My panic was as physical as the sensation of falling just before sleep, and my body jolted into action. I started to run, fire tearing through my muscles instantly, but this time I didn’t stop. I should have checked her before I left. Why didn’t I do that? She’d told me she was desperate, and I left her to take sleeping pills, alone. Was I mad? Was I fucking MAD?
‘No!’ I gasped desperately, rounding the corner expecting to see the cars surrounding the cottage, the police breaking in – but there it was, just as I’d left it forty minutes earlier. No sign of any activity at all. I hurtled to the gate and shoved it open, before fumbling with my keys in the door and crashing up the stairs. I flung open the door to our bedroom, to see her lying on her side, still under the duvet, looking at her phone.
‘You’re all right!’ I exclaimed as the door smacked into the wardrobe. ‘Oh, thank God.’
She lifted her head up. ‘What on earth’s the matter? You look like you’re about to have a heart attack.’ She looked at my feet. ‘You’re also treading mud everywhere.’
I glanced down in confusion. She was right.

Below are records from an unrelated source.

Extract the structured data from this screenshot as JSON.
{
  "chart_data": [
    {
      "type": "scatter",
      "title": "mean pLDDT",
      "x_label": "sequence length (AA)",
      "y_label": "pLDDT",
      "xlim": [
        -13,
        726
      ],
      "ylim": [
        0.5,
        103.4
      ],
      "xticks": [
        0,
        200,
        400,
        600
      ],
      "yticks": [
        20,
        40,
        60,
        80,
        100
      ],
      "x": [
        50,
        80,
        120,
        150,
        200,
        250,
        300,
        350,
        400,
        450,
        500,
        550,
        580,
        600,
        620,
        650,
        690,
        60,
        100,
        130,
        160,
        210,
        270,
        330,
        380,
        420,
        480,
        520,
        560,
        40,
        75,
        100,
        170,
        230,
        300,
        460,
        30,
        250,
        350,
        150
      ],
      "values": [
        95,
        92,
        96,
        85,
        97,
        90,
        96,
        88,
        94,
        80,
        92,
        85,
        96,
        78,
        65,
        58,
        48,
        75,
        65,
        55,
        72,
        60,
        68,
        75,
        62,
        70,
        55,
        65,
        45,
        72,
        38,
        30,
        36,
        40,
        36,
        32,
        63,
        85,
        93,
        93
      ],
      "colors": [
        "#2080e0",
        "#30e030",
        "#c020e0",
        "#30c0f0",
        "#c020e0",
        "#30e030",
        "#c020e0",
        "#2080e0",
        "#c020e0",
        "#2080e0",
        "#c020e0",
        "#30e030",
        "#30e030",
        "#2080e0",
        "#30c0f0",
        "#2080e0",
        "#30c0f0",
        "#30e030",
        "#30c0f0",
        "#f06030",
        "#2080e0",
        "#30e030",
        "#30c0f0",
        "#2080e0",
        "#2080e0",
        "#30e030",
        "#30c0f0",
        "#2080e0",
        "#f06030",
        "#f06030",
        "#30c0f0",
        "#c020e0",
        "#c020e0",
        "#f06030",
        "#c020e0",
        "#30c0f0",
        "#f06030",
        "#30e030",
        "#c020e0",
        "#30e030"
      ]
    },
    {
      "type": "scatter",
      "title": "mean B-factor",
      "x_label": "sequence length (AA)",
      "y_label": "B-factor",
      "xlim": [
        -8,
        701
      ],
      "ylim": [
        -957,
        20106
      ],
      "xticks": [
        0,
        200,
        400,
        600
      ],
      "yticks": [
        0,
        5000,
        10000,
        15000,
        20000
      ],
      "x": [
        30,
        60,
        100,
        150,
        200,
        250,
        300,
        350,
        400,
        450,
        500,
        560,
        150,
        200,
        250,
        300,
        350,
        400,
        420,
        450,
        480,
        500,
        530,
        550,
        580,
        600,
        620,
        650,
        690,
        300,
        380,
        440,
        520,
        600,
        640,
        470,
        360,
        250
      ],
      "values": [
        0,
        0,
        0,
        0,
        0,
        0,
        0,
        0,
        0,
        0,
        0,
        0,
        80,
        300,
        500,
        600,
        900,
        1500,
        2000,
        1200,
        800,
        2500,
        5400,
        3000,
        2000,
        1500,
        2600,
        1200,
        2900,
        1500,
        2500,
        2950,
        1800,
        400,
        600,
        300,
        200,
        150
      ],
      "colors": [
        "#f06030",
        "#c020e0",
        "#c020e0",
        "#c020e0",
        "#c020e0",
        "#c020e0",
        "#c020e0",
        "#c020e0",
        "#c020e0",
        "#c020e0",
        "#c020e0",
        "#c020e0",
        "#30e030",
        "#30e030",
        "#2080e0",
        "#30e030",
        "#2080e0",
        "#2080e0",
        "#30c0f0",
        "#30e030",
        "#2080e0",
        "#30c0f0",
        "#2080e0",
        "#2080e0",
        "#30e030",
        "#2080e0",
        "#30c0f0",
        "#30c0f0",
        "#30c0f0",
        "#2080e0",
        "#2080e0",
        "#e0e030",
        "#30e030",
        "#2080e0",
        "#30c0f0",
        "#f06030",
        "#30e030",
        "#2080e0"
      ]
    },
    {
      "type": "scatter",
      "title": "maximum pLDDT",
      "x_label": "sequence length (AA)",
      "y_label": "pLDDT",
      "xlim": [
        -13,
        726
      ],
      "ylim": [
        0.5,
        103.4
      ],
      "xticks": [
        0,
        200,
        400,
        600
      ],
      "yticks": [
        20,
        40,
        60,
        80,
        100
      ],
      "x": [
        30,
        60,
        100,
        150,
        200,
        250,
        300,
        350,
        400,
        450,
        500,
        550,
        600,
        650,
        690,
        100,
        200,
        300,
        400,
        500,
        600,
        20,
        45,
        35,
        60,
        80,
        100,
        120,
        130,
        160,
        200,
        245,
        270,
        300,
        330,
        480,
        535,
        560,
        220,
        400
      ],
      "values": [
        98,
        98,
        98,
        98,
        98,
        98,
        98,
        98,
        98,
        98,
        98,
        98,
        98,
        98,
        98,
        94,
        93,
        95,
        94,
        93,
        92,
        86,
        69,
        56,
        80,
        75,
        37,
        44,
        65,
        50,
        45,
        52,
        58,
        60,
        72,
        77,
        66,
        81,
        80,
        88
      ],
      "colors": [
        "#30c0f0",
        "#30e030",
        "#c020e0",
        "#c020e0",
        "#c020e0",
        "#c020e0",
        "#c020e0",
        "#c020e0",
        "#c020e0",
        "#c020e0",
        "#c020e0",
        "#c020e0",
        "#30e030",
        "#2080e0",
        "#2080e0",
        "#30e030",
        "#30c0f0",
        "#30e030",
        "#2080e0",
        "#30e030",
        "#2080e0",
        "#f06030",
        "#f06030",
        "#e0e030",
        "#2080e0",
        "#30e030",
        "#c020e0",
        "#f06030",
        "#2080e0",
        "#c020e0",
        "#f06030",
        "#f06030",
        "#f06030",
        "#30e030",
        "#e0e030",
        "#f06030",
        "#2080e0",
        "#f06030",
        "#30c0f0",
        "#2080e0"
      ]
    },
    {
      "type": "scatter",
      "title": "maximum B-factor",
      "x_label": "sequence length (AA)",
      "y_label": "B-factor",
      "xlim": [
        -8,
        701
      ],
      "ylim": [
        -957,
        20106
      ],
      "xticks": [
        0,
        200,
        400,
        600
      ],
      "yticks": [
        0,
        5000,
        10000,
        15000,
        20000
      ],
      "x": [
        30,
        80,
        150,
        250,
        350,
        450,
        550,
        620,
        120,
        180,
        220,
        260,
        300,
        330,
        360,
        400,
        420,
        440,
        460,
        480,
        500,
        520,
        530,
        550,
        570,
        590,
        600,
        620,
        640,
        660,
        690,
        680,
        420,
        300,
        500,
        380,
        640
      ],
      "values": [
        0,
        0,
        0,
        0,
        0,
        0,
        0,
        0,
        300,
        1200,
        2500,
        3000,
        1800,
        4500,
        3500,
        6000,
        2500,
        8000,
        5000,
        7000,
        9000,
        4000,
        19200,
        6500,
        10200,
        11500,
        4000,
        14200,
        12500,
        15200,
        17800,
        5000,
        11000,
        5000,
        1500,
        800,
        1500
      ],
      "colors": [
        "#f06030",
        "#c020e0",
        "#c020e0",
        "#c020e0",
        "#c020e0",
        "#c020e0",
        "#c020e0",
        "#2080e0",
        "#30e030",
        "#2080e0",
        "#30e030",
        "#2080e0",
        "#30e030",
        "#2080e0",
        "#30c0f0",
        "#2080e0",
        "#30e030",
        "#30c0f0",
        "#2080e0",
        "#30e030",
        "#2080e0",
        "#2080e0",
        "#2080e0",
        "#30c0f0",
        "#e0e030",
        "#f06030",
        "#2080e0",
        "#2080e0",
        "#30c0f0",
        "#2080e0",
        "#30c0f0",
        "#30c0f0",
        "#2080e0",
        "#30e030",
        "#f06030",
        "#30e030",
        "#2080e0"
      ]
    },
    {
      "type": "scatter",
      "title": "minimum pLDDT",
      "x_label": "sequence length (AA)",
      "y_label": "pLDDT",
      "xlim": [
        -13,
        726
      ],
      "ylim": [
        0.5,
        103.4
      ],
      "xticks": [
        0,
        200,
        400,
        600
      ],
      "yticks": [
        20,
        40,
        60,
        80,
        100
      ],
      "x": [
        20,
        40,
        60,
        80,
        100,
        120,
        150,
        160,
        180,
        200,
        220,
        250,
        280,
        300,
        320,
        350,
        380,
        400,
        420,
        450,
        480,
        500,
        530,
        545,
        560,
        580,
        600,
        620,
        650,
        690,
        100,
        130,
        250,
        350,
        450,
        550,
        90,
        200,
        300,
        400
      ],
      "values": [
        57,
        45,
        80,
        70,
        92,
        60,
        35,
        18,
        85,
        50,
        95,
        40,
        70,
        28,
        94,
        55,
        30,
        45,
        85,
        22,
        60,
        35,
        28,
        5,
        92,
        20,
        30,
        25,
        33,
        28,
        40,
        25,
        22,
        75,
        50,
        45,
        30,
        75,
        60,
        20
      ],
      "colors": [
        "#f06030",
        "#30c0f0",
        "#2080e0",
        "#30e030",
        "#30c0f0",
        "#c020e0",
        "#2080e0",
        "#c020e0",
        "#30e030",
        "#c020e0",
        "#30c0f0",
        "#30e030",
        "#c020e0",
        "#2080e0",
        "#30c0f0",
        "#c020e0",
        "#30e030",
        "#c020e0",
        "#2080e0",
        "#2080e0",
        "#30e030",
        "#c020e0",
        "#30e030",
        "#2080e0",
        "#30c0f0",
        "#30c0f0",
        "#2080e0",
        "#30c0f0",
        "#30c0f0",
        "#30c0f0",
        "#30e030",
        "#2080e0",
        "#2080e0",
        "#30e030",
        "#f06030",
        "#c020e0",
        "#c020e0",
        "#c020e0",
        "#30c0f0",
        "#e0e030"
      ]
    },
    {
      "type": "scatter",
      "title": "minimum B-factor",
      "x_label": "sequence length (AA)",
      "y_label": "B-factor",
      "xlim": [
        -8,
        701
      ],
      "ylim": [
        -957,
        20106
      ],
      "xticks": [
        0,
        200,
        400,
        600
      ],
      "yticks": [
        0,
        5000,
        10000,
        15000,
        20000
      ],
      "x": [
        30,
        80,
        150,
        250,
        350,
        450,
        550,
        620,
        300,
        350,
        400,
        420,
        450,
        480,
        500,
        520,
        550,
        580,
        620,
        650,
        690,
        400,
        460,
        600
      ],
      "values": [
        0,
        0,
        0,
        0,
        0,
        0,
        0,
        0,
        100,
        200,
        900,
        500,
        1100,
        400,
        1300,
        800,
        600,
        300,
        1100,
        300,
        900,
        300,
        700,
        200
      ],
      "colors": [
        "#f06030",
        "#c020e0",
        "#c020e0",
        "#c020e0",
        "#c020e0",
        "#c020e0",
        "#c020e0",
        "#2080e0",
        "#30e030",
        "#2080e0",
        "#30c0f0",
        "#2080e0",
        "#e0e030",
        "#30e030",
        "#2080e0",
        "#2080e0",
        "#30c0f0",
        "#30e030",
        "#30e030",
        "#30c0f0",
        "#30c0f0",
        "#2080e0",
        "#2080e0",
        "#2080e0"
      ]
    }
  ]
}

‘Sorry,’ I said automatically. ‘I thought you were—’ I was forced to stop and bend over to rest my hands on my thighs. I literally couldn’t catch my breath and thought I was about to be sick, or collapse. Maybe she was right and I was having a heart attack.
‘You thought I was what?’
‘I don’t even know really.’ I straightened up as I tried to calm down. ‘I was just – I saw three police cars and an ambulance go past in this direction, lights blaring. I was coming back from a run. I just – panicked.’
‘You thought I’d done something silly?’
‘Yes – no… I don’t know!’
‘I would never do that to you and the girls. Ever.’ She sat up properly, put her phone down on the mattress, and for the first time since it had all happened, she smiled properly at me. ‘I actually feel great. I slept and it was amazing. I took the pill, closed my eyes and thought “Well this is rubbish, nothing’s happening” opened them again and it was ten hours later!’
‘Wow!’ I said weakly, starting to take off my trainers. She was right – I’d made a right mess everywhere. ‘That’s impressive.’
‘Yes – and also very scary,’ she said. ‘You can see how people get addicted.’ She rolled over, sat up, and the open envelope tumbled out of a duvet crease. It was empty.
‘Alex, how many of those did you take last night?’ I stared at it.